The Act removes the strict requirement that a qualified affidavit be signed by the transferor with respect to each transfer. Further, the Act inserts a new provision whereby a transferor’s execution of a qualified affidavit “creates a rebuttable presumption that the assets disclosed in the affidavit were transferred to the trust on the date of execution of the affidavit. The transferor bears the burden of proving by a preponderance of the evidence the date of transfer of any asset that is not listed on a qualified affidavit.”[6]

Another debtor-friendly provision inserted by the Act includes that the statute of limitations period for a creditor’s claim against a transferor must be made within the later of “eighteen (18) months after the qualified disposition is made or six (6) months after the person discovers or reasonably should have discovered the qualified disposition.”[7] This 18 month period reduces the current creditor claim period of two years.
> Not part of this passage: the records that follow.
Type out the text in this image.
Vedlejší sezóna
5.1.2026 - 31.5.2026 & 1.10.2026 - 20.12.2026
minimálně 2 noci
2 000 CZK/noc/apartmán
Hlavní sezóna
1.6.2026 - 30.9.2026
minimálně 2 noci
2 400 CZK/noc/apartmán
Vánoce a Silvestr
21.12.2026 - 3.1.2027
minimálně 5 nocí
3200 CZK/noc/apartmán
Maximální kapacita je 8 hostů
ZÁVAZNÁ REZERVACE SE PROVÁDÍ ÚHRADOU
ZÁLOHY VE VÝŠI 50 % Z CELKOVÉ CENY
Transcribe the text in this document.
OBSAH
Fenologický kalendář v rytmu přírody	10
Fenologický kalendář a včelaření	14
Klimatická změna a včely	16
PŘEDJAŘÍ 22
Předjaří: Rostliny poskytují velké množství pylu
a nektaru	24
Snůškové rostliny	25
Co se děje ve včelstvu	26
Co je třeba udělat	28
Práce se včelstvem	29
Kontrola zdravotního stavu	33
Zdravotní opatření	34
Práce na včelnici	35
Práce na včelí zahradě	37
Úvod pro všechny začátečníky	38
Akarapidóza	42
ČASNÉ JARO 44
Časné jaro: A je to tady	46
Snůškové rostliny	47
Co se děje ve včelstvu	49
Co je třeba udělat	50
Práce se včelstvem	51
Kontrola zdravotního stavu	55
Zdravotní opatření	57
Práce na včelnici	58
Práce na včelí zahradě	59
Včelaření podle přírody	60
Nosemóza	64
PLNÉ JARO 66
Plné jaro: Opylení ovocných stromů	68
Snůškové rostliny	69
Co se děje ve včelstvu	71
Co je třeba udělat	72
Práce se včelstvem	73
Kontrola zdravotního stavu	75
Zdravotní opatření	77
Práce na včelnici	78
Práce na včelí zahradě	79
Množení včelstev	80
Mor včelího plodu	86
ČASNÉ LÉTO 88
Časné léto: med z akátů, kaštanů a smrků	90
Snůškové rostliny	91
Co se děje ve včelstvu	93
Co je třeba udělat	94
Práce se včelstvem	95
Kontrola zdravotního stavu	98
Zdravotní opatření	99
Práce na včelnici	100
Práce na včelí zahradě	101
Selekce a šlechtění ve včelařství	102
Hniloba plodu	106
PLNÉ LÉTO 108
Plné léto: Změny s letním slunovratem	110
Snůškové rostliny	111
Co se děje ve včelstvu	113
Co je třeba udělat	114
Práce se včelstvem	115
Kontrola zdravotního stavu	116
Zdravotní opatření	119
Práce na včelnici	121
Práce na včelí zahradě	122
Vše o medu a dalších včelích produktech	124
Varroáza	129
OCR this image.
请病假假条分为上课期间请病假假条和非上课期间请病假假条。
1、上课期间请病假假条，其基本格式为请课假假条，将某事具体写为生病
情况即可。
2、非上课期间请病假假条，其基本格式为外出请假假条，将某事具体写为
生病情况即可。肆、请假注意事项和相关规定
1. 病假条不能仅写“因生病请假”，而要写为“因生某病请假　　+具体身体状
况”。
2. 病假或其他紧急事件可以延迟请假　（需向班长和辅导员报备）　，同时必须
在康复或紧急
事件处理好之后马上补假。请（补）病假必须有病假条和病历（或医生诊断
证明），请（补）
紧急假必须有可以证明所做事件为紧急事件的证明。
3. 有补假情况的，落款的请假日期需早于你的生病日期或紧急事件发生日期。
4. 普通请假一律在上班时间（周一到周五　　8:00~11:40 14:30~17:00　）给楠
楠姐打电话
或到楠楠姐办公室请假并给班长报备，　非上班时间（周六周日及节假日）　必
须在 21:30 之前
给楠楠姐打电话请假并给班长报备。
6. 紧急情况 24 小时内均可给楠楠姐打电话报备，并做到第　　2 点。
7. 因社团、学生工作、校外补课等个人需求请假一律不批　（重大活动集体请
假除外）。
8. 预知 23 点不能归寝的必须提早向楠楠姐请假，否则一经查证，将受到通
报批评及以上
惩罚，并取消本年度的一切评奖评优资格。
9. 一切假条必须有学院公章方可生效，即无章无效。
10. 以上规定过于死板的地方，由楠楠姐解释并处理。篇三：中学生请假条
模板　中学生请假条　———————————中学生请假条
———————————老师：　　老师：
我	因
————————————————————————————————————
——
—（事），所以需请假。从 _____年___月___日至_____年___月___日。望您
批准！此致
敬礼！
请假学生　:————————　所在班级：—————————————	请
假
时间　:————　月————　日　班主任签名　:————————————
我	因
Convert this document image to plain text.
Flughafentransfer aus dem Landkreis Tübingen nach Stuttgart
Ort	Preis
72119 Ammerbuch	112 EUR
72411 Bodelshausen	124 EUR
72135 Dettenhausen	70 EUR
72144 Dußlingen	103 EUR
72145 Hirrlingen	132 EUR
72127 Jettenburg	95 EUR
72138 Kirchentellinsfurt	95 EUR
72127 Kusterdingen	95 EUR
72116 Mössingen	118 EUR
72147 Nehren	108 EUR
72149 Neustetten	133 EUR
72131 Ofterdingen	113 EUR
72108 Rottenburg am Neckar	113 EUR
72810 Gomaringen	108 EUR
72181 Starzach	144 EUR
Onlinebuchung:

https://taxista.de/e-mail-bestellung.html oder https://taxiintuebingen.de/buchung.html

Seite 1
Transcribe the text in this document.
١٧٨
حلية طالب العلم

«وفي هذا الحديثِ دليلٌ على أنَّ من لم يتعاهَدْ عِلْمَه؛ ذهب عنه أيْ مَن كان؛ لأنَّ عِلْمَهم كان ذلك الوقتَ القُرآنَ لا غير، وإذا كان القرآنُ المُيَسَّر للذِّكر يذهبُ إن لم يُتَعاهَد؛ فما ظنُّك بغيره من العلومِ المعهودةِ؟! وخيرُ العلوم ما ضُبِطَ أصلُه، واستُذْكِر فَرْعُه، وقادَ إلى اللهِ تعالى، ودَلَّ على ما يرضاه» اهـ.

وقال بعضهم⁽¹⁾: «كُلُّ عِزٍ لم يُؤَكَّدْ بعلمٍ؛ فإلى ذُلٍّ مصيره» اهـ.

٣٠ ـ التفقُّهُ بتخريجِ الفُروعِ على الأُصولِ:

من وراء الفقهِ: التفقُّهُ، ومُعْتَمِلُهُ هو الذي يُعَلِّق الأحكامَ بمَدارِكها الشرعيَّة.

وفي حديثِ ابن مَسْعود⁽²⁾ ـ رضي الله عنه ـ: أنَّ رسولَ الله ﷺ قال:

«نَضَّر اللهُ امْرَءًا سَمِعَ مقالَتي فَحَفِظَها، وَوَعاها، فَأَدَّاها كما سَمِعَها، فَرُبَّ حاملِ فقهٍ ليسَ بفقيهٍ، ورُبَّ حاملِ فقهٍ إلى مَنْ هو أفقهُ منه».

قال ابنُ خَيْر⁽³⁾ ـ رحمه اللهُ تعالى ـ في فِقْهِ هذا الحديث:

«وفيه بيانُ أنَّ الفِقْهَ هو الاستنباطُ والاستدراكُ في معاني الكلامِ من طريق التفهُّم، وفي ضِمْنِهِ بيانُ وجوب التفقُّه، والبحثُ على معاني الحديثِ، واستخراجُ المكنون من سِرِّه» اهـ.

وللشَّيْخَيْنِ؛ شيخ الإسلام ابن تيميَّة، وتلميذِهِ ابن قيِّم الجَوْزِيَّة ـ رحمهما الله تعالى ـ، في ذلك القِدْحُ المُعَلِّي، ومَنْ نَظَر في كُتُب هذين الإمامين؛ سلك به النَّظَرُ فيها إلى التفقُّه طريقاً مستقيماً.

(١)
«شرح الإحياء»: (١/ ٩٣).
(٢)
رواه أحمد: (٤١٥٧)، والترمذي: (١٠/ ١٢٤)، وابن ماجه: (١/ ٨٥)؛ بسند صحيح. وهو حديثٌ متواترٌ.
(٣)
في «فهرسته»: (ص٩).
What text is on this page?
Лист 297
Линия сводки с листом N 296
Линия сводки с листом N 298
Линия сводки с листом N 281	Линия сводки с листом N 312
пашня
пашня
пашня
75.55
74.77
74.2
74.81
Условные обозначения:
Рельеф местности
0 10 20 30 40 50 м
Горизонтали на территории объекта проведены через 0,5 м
When it becomes effective, Tennessee’s 18 month period ties Ohio as the state with the shortest statute of limitations period with respect to potential future creditors of a transferor.

Finally, the Act amends some of Tennessee’s decanting statutes in the Tennessee Uniform Trust Code. As a brief review, “decanting” is the process of transferring the assets of one irrevocable trust into a second irrevocable trust with more beneficial terms and provisions. After the settlor’s death, the Act authorizes trustees to accelerate the beneficial interest of a future beneficiary.[8] This means that the trustee has the discretion to make a future beneficiary (meaning a beneficiary who is not currently eligible to receive distributions at the current time) eligible to receive distributions of income or principal at a date earlier than the date upon which the beneficiary would otherwise be eligible to receive distributions from the trust.

Overall, the Act enhances Tennessee’s trust laws and should make this a more favorable jurisdiction for asset-preservation minded individuals to consider settling a Tennessee self-settled spendthrift trust.